En este último caso, el endeudamiento excesivo y la caída en el abismo de más deudas para mantener el servicio, definen una desgraciada norma que puede convertir los avances sociales y económicos alcanzados en determinadas áreas, en retrocesos que bien pudieran medirse en décadas. Además, también en este último caso, deberíamos incorporar al análisis los sobrecostos de los avances, sus enormes ineficiencias y deficiencias de calidad soterradas. A todo ello se suma el formidable costo estatal (y social) de la clientela y el pillaje de los fondos públicos.

Estamos de acuerdo con Stiglitz. No obstante, el resultado de pérdida de soberanía en nuestros países resulta a todas luces de la funcionalidad de un modelo mucho más complejo en el que intervienen de manera invisible y visible muchas y confusas variables. Muchos de los elementos objetivamente presentes no son tomados en cuenta en los análisis de la carrera del endeudamiento y sus funestas consecuencias.

En este contexto, un asunto nos llama la atención desde hace mucho tiempo. ¿Cuál es la responsabilidad en el nivel de endeudamiento actual de cada administración política sufrida o disfrutada? Vemos que se diserta con entusiasmo sobre las cuotas de responsabilidad política en el endeudamiento público consolidado en las épocas de las campañas electorales. La oposición atribuye al partido del gobierno todas las culpas. En justicia, deberíamos tomar en muy en cuenta que en cada período gravitan los compromisos por endeudamiento de los períodos anteriores (efecto de arrastre: todavía seguimos pagando deudas del período 2000-2004). Por tanto, habría que determinar el endeudamiento neto contratado en cada período y analizar su estructura por moneda, tasa de interés y plazos (lo que hablaría de las bondades o perjuicios potenciales de las contrataciones).

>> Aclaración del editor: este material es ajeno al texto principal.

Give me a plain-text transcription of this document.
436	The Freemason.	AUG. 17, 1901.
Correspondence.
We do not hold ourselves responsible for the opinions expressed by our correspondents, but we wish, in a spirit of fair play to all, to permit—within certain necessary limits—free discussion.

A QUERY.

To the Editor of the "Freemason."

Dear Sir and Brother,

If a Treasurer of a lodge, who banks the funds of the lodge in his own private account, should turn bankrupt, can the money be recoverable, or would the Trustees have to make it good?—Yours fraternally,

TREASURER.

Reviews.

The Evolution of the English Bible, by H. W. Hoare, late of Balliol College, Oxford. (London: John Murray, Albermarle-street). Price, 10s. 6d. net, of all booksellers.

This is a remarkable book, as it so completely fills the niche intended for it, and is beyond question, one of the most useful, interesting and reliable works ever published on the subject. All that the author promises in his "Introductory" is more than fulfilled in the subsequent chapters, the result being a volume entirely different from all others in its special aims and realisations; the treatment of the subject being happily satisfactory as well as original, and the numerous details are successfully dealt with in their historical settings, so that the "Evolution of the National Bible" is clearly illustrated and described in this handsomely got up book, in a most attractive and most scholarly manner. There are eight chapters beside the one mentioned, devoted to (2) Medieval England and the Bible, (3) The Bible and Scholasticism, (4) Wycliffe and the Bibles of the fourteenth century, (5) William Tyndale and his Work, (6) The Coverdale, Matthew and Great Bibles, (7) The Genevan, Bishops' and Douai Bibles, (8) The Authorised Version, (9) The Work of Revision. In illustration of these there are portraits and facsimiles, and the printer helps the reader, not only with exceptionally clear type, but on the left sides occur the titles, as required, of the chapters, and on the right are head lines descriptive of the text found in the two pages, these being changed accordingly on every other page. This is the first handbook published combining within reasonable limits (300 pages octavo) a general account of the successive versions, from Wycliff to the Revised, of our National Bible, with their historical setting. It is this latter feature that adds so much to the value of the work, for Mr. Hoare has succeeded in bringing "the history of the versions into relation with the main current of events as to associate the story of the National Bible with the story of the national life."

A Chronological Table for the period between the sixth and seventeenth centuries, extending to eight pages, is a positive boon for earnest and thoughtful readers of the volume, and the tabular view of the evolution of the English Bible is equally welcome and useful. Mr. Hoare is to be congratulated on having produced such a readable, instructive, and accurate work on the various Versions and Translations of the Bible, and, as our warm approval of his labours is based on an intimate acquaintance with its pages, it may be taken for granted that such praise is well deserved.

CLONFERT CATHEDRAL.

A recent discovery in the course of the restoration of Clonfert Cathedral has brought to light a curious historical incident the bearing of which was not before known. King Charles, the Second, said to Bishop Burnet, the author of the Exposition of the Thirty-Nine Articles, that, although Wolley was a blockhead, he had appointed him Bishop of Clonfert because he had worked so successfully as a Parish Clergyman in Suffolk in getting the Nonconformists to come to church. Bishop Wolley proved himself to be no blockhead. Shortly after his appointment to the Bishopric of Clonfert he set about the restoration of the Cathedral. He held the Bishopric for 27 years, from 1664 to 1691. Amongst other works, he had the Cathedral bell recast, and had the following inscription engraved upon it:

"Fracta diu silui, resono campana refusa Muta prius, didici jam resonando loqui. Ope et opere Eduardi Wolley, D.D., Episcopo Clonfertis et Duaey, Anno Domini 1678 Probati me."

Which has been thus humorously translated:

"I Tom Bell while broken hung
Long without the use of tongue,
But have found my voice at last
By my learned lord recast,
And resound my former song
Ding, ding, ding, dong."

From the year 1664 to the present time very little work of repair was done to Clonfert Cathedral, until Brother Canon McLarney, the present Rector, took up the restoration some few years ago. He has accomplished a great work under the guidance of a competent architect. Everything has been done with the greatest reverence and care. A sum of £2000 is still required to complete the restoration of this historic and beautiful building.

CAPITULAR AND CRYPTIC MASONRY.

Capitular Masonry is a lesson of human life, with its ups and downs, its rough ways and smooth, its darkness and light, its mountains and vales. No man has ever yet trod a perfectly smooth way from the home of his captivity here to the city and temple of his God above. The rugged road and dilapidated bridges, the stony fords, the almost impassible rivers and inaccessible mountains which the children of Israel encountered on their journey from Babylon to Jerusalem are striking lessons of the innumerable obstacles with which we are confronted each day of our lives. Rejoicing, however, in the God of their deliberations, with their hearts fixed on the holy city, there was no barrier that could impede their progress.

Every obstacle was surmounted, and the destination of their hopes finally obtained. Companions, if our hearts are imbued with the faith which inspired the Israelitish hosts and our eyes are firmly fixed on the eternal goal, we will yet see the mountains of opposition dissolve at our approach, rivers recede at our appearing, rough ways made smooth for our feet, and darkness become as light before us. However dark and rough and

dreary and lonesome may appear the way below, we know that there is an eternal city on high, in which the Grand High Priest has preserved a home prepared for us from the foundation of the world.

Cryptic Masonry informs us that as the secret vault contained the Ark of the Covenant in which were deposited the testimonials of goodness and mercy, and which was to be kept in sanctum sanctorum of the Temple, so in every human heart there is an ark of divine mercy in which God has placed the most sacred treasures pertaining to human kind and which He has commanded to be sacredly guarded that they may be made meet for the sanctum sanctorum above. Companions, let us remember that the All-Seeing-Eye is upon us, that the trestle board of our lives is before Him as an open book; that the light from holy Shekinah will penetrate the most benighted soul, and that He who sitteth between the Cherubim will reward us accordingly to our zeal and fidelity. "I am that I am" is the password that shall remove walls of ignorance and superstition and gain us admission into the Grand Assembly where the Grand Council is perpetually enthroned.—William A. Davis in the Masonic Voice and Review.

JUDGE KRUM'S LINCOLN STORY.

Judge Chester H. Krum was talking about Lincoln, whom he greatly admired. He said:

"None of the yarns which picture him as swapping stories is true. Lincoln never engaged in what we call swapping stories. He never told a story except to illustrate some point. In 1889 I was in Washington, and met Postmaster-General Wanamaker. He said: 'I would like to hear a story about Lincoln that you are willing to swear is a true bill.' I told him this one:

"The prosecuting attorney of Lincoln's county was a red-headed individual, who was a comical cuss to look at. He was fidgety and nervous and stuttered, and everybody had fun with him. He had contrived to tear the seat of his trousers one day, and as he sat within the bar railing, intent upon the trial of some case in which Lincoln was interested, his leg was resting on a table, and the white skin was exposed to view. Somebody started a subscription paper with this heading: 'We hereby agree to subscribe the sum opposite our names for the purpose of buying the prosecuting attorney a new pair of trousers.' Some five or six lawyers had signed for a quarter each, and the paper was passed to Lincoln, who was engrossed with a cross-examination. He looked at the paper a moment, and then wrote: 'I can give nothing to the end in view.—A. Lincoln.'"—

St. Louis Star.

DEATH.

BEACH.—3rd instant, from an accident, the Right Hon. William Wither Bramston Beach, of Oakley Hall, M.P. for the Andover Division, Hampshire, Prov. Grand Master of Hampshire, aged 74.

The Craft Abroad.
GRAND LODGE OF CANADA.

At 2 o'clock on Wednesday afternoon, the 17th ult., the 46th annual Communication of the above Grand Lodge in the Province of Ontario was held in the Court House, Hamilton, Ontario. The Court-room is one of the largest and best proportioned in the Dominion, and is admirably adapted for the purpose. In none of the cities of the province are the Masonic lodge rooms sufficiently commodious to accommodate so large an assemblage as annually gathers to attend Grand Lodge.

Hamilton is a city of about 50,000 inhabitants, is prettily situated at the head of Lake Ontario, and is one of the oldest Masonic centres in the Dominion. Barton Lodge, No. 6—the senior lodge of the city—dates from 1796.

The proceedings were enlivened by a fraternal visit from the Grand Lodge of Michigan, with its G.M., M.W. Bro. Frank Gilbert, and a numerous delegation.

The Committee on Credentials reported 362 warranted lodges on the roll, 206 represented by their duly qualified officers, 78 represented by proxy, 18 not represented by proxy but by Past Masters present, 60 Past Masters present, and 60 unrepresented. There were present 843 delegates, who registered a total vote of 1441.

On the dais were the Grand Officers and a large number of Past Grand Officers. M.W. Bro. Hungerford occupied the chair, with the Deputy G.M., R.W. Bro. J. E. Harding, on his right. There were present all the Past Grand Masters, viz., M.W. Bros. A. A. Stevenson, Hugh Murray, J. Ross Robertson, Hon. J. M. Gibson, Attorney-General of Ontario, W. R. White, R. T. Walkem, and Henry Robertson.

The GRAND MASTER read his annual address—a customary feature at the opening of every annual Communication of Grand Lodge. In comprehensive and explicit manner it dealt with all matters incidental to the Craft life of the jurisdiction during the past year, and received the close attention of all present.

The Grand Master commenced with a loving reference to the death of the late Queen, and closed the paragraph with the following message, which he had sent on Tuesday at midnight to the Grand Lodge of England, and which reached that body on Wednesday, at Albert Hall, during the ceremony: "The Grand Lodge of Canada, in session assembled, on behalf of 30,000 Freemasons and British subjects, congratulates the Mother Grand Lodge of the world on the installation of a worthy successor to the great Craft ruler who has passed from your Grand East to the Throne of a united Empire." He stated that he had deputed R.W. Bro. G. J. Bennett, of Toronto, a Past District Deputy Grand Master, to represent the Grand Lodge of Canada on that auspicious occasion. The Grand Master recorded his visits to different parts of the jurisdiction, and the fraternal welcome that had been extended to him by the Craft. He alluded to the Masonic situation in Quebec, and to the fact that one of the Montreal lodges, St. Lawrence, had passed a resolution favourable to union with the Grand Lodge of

Como no disponemos de este dato en forma detallada, debemos contentarnos con la fijación de los incrementos netos de la deuda en cada administración. Esto, sin perder de vista que en cada período, además del peso de las deudas viejas, gravitan la calidad del gasto, el desempeño macroeconómico y su sensibilidad al entorno mundial, el comportamiento del comercio exterior, la cobertura de las reservas y la entrada de remesas -de fundamental interés en nuestro caso-, todo lo cual puede cambiar considerablemente la percepción del grado de responsabilidad política de cada administración.

Comoquiera, y como veremos en una forzosa próxima entrega, los montos acumulados de endeudamiento de los últimos ocho años están sugiriendo serios ajustes en la política fiscal, dentro de las restricciones sociales y políticas implicadas. Hasta el momento, la habilidad de pagar la deuda pública se concentra en la capacidad de contratación de nuevos préstamos, bajo la modalidad que sea, lo cual parece menospreciar los mencionados límites sociales y políticos. Ello puede socavar seriamente tanto la estabilidad macroeconómica como la misma habilidad de seguir pagando. Tanto una cosa como la otra, íntimamente relacionadas, harían tambalear en el largo plazo la gobernabilidad democrática.